Whatever the use may be, prospecting starts with a casual peering into XML sources to ensure safety and smooth capturing, ingestion, processing and transformation of data prior to consumption by services. In this blog, I share some useful tools I developed in my recent project and methods to go about such tasks using Python. The full sample of python code is in link here (Google Colab Notebook) and at the bottom of this page.
2.0. How to get started?
Python and ElementTree (or ET) are powerful combination for both parsing and creating XMLs for various purposes. The xml.etree.ElementTree module in Python represents XML data in a tree form in two classes: i) ElementTree - representing the whole document and ii) Elements - a single node in the whole tree. I combined utilities of both and formulated the following steps to i) assess and evaluate XML data sources; and ii) extract data into tabular format for business use.
3.0. Step 1 - Prepare XML Parser for Evaluation Tasks
XMLPullParser function in ET is a useful function for this purpose as it does not require a blocking read to obtain the data within the XML document. Instead event based data is incrementally fed into the parser. This parser is used in following steps to traverse the XML for various types of inspections.
Step 2 - Examining the XML Content (Single Document)
Upon completion, the parser is passed into a function to traverse elements and its various nodes to view content. The function displays all the elements (tags, text, attribute and namespaces) as shown in diagram 3 below and the time taken for traversing and reading all nodes in the XML documents (using a simple custom Python timer function).
If expecting 100s or 1000s of lines, alternatively i) the contents can be dumped into a tabular CSV or parquet for quick inspection (as shown in examples in later parts of this blog); or ii) truncated to a limited number to heading and trailing elements.
Step 3 - Render the Data Instance
Next, render the data instance based on its data hierarchy. This function can be easily upgraded for graph generation or other visual representation of XML data.
Step 4 - Summary of Elements and Relevant Nodes
Last but not least a function to summarise total counts of elements to determine depth and width of the document.
Step 6 - Extracting Data for Use
If a XML source passed initial evaluation and shows great promise for the business ( Step 1 to 5), start building the necessary functions to extract data from the XMLs to the required target format. In our case, we came across many XMLs with deep structures and nested data. Some XML sources even had slightly varied schema each time (e.g. missing sub elements, etc).

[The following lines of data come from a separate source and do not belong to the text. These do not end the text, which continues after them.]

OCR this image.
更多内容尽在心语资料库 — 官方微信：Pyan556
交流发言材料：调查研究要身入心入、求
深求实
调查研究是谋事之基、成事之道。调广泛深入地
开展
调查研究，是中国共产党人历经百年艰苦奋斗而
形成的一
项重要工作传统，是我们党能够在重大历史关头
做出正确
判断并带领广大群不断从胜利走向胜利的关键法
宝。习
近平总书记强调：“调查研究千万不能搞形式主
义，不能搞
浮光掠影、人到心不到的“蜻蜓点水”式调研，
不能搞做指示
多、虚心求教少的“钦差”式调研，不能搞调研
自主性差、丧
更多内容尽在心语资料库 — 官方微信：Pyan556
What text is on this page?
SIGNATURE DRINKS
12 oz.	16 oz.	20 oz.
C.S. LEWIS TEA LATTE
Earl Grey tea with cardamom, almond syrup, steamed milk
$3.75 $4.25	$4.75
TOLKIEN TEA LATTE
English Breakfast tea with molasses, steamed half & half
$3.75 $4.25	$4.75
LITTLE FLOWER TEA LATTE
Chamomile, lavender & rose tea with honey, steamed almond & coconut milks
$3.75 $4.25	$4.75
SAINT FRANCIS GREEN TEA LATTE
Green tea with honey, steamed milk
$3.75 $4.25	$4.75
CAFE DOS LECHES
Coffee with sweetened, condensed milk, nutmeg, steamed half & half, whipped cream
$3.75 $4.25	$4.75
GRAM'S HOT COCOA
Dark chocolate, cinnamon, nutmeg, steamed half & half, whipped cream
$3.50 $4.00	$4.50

Our use case required the data to be flatten into a tabular form (or with nested data) before further processing. As such, we went for CSV or Parquet for the transformation as we also had an API for both in our OLAP database (e.g DuckDB).
What tools? To extract data we switched to xml.etree.ElementTree.fromstring() and Element.findall() functions to move from one element to another using a recursive function to capture all data correctly. Using this top-down approach all elements were captured with the necessary data nodes as keys and values in a dictionary structure, which at the end of the deepest structure (end of a row of data) gets appended to an array structure. When the recursive function completes traversing of all elements, the array is converted into a tabular CSV using python DataFrame.
We were not able to use the XMLPullParser here as we needed a mechanism to update the dictionary structures at the end of a complete record(row of data) and not for every element (every column). Plus we needed to maintain states for the start and end keys of the dictionary to address missing elements/data in the deep structures of some XMLs.
Conclusion - Mature Tools, Process and Best Practices
Now that builds of basic functions and tools needed for working with XMLs are ready, the business can start testing and evaluating more XML sources and its potential. This allows the tools and methods to mature, address common or recurring problems and upgrade features of each tool (e.g XML tree and sub tree clustering, custom XML validator and schema crystalliser to implement internal schema and rules, others to address bulk processing challenges etc).
Happy coding and feel free to share if you have an idea for this space!